# Which university in Germany?



## n_dimitrova (Apr 20, 2013)

Hello everybody 
I am applying for a Master's degree at several universities in Germany and really don't know which one I should choose. I mean ... it is important to me to go to a really good university but the city is important as well ...
The universities I am applying to are the *University of Bonn* (Ms Economics), *University of Freiburg* (Ms in Economics: Profile Finance), the *University of Hamburg*(Economics) and *Ludwig Maximilians University*, Munich (again Economics). 
Would somebody give me some advice?...I know that Munich is a great city but don't know much about the others...and also the universities....
Hope somebody would be able to help me 
Thanks and wish you a nice day!
Best,
Nadya


----------



## MrTweek (Jan 9, 2013)

Actually, all of these are really nice cities. All of them have a lot of culture.
Munich and Hamburg are huge and very cosmopolitan.
Freiburg is rather small, very green, very young, lots of students.
Bonn was the former capital, so kind of rich. Not too special, but still a nice place.
What is important for you in a city?

I don't know much about these universities, but LMU (Munich) is considered to be one of the best ones in Germany.


----------



## Nash000 (Apr 25, 2013)

n_dimitrova said:


> Hello everybody
> 
> The universities I am applying to are the *University of Bonn* (Ms Economics), *University of Freiburg* (Ms in Economics: Profile Finance), the *University of Hamburg*(Economics) and *Ludwig Maximilians University*, Munich (again Economics).



In terms of reputation for Economics, Bonn is the clear winner in your list. If that list is not yet final, you could also consider Mannheim, Cologne (where I studied Economics...) and Frankfurt, which all have very good economics departments. 
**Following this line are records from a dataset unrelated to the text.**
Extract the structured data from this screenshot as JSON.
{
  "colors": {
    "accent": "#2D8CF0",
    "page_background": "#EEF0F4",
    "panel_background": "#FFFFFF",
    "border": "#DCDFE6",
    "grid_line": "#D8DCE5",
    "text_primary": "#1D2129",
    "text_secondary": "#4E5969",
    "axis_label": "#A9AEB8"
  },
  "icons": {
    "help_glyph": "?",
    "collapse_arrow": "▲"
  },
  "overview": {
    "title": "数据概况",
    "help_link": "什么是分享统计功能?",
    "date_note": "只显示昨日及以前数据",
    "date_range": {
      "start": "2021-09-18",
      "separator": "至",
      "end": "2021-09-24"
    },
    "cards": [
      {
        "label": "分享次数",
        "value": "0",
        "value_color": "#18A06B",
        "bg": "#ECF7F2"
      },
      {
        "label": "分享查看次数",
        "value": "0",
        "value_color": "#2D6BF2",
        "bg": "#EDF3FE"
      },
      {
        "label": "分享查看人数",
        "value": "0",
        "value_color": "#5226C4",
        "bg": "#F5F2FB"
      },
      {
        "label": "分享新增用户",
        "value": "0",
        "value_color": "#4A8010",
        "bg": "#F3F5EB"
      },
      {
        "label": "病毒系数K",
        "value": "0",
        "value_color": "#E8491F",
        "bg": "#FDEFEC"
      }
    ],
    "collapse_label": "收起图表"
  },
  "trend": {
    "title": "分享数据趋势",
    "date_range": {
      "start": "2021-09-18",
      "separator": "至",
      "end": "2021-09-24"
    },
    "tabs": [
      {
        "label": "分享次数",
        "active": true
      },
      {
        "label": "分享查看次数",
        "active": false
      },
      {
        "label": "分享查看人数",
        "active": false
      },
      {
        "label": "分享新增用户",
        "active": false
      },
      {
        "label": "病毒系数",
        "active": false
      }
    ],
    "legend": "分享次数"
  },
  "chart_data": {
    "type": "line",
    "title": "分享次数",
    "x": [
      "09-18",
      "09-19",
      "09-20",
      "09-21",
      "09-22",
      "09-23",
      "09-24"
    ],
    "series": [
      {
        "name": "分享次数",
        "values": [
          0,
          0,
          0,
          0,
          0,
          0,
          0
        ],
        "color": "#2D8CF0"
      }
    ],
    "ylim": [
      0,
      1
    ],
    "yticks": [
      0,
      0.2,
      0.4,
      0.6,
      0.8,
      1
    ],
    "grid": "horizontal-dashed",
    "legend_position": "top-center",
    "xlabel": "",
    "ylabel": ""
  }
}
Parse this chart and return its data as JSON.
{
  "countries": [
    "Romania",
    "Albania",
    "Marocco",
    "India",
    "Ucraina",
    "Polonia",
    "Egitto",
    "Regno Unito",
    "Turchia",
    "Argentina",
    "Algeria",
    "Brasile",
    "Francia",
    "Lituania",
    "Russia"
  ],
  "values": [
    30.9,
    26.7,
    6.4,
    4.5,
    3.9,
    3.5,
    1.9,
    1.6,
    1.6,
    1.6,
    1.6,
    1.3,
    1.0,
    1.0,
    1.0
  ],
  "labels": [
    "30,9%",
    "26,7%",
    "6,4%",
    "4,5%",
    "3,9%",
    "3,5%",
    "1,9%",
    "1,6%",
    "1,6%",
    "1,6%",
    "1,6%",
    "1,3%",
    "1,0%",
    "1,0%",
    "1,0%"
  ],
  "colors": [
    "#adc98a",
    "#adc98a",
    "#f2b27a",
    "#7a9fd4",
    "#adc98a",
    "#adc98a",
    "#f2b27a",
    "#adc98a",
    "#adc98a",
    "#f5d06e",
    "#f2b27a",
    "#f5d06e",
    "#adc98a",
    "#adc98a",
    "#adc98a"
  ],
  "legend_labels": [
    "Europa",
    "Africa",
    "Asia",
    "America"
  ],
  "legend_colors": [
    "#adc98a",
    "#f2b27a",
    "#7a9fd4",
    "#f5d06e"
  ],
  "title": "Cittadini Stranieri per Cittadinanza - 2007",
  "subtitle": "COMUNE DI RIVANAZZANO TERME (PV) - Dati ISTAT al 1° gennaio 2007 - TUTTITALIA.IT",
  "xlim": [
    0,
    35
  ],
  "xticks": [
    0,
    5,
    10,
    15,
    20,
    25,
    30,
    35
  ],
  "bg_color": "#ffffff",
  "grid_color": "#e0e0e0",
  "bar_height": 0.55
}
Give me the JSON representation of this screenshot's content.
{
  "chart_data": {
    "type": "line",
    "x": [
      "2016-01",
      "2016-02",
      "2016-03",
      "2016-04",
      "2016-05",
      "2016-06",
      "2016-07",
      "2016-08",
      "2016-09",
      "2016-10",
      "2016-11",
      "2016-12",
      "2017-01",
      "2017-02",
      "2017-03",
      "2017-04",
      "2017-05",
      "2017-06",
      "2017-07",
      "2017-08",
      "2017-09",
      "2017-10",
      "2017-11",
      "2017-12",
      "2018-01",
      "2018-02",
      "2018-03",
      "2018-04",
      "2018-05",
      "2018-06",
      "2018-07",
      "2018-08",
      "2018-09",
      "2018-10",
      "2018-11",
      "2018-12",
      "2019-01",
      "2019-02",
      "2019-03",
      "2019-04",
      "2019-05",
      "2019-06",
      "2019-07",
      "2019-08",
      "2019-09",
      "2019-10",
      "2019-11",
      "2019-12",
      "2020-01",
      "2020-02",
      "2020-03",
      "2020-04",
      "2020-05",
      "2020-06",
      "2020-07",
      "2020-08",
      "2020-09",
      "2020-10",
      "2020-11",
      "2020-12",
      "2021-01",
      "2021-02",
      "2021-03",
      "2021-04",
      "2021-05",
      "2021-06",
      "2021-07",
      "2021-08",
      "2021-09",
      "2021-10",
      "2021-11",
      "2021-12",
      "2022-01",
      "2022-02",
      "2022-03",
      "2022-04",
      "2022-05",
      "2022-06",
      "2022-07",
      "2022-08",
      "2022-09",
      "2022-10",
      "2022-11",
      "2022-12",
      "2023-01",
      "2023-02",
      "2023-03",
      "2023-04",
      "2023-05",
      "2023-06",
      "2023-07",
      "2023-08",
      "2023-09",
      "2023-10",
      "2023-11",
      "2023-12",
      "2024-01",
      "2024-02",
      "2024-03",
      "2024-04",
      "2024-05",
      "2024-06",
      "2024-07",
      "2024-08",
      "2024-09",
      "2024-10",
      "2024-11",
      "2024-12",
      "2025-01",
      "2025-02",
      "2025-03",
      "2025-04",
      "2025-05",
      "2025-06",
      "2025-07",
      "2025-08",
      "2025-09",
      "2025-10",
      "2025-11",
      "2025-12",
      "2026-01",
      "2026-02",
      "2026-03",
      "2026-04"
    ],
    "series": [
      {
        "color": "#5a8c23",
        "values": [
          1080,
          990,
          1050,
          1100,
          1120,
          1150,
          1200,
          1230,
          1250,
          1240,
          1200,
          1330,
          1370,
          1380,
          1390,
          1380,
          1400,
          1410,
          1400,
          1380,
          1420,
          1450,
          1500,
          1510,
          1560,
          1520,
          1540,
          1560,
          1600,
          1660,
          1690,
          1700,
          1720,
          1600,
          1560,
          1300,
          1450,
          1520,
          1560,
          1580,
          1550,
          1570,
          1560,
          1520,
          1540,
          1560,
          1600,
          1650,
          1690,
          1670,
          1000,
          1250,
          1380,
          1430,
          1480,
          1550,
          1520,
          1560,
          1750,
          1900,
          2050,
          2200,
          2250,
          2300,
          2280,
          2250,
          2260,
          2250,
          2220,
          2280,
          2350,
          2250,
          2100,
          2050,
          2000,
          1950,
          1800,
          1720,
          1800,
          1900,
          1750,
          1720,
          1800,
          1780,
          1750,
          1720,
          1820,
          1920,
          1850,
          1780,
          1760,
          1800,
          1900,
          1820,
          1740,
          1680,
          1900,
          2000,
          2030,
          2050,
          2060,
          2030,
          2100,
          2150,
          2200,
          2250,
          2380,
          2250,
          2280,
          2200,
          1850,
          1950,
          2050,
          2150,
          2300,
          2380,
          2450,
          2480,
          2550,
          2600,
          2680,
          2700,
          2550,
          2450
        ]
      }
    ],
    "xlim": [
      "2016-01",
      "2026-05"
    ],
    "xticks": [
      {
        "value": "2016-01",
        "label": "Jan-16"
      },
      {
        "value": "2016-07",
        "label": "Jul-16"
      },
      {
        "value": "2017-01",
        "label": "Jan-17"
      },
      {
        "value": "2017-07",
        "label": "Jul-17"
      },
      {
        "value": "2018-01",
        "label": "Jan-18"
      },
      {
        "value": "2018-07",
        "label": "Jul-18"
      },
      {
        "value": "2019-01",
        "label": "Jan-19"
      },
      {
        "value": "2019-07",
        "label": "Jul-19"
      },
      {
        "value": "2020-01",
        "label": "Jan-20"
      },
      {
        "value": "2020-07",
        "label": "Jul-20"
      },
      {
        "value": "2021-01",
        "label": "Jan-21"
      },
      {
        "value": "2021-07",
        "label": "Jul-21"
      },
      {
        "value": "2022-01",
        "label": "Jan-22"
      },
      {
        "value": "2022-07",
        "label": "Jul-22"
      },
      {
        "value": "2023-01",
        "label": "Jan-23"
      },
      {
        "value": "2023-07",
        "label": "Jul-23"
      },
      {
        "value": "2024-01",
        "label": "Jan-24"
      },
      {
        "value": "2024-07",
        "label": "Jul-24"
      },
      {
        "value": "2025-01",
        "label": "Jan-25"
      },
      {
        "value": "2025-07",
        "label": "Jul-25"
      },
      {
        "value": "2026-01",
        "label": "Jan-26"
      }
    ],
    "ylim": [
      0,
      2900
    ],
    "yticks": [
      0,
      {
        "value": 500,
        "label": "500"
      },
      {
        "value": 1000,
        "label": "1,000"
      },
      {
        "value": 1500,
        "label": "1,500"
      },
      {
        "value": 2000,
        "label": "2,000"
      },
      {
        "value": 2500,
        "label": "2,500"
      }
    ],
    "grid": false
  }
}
In terms of cities, Bonn and Freiburg are somewhat smaller cities, Munich and Hamburg are much bigger. All four are really nice to live in, imho.

Munich is I think the most expensive of the four, especially in terms of rent. 

Hope that helps!

Nash


----------



## lols123 (May 12, 2013)

Munich is a great city. I lived there myself for some time. Another university in Munich would be the Technical University but I'm not sure if they have courses in your field. LMU is located right at the heart of Munich. The campus looks wonderful and is a very nice old building. Lots of students around that area. I'm sure you would enjoy it very much!


----------